Any strategy that ignores that or tries to sidestep it (as the SWP do, they say 'Vote Labour' on polling day, 
and 'Leave Labour' the rest of the time) is not going to relate to the working class. It seems to me that we 
have to take the class as it is, scummy leadership and all, and engage with it on the terms that are available 
to us. We can say, shake off your leadership and remould the movement that you are part of. But I don't think 
we can say, throw that movement in the dustbin of history just because currently it is ideologically dominated 
by the bourgeoisie. ANY organisation that exists in bourgeois society will be dominated by bourgeois ideas 
unless the marxists fight for it to be different. We can do that in a sect of a few hundred or thousand, or we 
can do it in a labour movement of many millions. The failure might be more evident in the latter case, but a 
vitory would actually mean something.

As for the US, I think the story is different again. The working class does not have a mass party - there is 
nothing to hold the workers to the Democrats, depite what some on the 'left' suggest. It seems to me that a 
workers' party is needed. Not a narrow thing, but as broad a party as can be built on the agreement that the 
working class needs a voice in politics. If that can be done with the membership of some trade unions through 
the Labor Party, then I would think this is better than starting from a tiny cell of 'revolutionaries'.

In Australia, I guess, you have to do the sums.

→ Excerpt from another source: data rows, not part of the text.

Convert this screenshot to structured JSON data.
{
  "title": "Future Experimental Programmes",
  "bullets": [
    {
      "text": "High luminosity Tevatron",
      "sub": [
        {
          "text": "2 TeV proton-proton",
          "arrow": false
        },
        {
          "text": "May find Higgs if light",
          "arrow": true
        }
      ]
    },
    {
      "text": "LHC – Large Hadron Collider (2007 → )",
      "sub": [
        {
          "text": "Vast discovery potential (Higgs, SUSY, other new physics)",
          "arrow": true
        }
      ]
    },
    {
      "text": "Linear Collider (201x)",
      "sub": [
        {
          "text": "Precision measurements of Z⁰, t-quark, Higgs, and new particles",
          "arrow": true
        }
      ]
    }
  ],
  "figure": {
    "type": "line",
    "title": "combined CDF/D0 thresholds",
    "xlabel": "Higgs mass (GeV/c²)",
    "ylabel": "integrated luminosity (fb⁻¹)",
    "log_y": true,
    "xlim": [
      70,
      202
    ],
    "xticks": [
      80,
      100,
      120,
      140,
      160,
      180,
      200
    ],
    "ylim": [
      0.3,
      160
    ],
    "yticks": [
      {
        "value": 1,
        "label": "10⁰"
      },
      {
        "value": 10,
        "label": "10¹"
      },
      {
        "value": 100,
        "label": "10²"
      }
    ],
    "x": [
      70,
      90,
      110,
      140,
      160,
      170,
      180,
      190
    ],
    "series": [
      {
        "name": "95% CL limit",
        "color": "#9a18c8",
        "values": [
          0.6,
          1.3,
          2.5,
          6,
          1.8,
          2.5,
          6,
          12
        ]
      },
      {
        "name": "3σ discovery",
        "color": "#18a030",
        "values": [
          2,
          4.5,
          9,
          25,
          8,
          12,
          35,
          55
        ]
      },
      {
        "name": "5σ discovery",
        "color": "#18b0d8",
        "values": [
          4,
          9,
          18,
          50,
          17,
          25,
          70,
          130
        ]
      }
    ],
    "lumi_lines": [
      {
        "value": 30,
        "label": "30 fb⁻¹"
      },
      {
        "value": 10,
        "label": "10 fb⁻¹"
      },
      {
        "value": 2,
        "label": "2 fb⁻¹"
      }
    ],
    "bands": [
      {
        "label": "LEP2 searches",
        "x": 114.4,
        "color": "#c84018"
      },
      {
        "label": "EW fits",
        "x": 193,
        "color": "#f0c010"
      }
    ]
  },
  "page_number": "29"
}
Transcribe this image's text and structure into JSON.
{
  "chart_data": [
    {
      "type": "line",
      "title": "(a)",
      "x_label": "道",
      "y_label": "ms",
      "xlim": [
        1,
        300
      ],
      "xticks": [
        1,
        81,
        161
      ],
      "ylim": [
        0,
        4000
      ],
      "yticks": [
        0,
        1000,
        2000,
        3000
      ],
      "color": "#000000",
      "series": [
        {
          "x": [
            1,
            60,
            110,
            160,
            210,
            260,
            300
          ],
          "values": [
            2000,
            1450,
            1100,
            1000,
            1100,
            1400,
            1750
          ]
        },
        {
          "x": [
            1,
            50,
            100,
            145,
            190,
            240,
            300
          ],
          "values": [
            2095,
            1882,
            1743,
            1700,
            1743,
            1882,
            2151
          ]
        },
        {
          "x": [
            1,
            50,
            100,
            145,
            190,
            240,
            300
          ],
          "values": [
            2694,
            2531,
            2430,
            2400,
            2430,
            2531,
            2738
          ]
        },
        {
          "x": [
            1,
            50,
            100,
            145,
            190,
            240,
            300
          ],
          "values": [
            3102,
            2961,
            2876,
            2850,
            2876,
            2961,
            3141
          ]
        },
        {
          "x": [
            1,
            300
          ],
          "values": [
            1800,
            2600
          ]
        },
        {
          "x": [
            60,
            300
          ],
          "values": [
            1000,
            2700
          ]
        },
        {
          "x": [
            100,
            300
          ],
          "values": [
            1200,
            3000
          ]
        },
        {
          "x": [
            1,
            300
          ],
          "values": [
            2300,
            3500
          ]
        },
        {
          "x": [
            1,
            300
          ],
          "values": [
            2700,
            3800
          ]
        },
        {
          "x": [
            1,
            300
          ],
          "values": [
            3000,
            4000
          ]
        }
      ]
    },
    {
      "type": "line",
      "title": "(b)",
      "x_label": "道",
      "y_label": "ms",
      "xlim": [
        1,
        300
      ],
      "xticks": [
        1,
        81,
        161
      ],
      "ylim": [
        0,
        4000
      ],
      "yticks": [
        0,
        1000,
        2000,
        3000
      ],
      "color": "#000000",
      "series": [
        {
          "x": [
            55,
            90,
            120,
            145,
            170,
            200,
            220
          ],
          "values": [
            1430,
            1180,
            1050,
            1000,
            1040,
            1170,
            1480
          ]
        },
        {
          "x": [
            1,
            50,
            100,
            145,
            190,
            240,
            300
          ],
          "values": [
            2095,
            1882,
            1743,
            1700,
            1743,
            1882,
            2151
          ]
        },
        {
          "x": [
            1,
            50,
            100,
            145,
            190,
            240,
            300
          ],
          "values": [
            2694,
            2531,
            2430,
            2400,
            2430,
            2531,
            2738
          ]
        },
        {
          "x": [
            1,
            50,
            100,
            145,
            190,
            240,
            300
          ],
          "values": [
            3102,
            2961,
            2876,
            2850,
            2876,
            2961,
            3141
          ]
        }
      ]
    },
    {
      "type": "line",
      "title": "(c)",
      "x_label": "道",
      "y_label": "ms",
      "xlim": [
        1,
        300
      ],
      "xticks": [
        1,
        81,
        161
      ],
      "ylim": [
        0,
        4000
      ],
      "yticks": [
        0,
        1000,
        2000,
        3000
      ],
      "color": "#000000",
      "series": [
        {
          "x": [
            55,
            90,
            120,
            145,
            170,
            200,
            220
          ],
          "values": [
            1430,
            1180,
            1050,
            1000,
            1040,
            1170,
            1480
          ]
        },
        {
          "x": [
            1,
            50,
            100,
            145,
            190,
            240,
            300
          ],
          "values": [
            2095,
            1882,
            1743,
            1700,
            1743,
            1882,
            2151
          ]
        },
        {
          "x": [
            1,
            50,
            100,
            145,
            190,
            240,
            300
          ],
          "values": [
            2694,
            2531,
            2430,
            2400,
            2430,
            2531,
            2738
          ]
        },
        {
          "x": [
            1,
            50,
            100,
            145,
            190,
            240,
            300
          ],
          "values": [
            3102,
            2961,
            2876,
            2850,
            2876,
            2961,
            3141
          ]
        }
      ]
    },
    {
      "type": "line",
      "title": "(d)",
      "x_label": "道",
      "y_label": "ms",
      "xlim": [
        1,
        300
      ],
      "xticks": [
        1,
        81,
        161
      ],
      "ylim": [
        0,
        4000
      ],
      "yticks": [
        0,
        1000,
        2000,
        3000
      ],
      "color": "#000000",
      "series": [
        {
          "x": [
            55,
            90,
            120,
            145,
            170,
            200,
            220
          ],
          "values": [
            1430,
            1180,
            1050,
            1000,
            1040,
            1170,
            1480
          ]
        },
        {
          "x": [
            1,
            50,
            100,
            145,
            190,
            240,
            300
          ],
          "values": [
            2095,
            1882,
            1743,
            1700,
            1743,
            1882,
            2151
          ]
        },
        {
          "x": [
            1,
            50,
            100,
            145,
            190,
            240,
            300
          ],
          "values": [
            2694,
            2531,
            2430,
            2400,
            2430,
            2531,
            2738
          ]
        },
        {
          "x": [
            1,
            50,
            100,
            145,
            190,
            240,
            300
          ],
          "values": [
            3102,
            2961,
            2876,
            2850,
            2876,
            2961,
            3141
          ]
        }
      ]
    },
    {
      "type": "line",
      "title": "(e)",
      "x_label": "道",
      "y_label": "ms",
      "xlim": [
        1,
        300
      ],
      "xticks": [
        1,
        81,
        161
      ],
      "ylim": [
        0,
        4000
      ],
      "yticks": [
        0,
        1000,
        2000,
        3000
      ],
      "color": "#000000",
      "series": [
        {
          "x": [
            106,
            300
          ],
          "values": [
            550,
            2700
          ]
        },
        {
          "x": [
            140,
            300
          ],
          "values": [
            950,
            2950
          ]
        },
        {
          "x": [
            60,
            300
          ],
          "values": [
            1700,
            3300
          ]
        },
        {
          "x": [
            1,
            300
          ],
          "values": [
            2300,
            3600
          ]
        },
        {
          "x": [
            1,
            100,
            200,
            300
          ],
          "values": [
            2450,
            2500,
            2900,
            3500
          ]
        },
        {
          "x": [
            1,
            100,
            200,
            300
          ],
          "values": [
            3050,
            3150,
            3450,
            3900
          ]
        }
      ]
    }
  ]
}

Is the Australian Labour Party organically linked in any 
meaningful way to the working class (not 'do the workers' run it?', but 'is there a link')? If there is, then I 
think you should stay in there and fight for your perspective amongst the membership. If there ain't, then you 
get out and fight to build a mass working class party.

I'm not sure that the nature of the electoral system makes a massive difference until you get to the grey 
areas. In the US for example, with STV, I think you would still have to build a working class party and not 
advocate any transfer to a 'lesser evil' bourgeois party. In the UK, at least as is, you would still have to 
stay in the Labour Party and fight to transform the movement, although you might be more flexible about 
electoral sorties, and not necessarily say, "Vote Labour everywhere." If Blair wins the election and begins 
dismantling the Labour Party's links to the unions, then fairly soon it will be time to leave (or force a split 
or drive Blair out (best option!)) even if we still have first past the post.

That's me, then.

Anyone from the ultra-left fancy a go?